If I use the standard Python boolean operators and
/or
/not
, one nice feature is that they treat None
the way I would logically expect. That is, not only
True and True == True
True and False == False
but also
True and None == None
False and None == False
True or None == True
False or None == None
This follows the logic that, for instance, if A is False and B is unknown, (A and B) must still be False, while (A or B) is unknown.
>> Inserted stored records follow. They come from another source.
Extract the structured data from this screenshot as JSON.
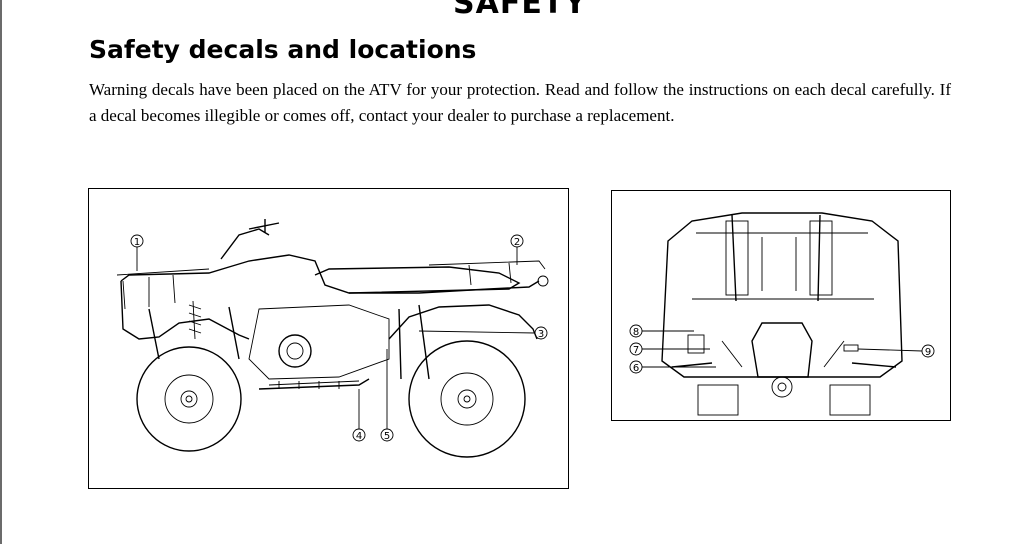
{
  "header": {
    "title": "SAFETY"
  },
  "section": {
    "heading": "Safety decals and locations",
    "body": "Warning decals have been placed on the ATV for your protection. Read and follow the instructions on each decal carefully.  If a decal becomes illegible or comes off, contact your dealer to purchase a replacement."
  },
  "figures": {
    "side_view": {
      "callouts": [
        "1",
        "2",
        "3",
        "4",
        "5"
      ]
    },
    "rear_view": {
      "callouts": [
        "6",
        "7",
        "8",
        "9"
      ]
    }
  }
}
I needed to perform boolean operations on Pandas DataFrames with missing data, and was hoping I'd be able to use the same logic. For boolean logic on numpy arrays and Pandas series, we need to use bitwise operators &
/|
/~
. Pandas seems to have behaviour that is partially the same as and
/or
/not
, but partially different. In short, it seems to return False
when the value should logically be unknown.
For example:
a = pd.Series([True,False,True,False])
b = pd.Series([True,True,None,None])
Then we get
> a & b
0 True
1 False
2 False
3 False
dtype: bool
and
> a | b
0 True
1 True
2 True
3 False
I would expect that the output of a & b
should be a Series [True,False,None,False]
and that the output of a | b
should be a Series [True,True,True,None]
. The actual result matches what I'd expect except returns False
instead of any missing values.
Finally, ~b
just gives a TypeError:
TypeError: bad operand type for unary ~: 'NoneType'
which seems odd since &
and |
at least partially work.
Is there a better way to carry out boolean logic in this situation? Is this a bug in Pandas?
Analogous tests with numpy arrays just give type errors, so I assume Pandas is handling the logic itself here.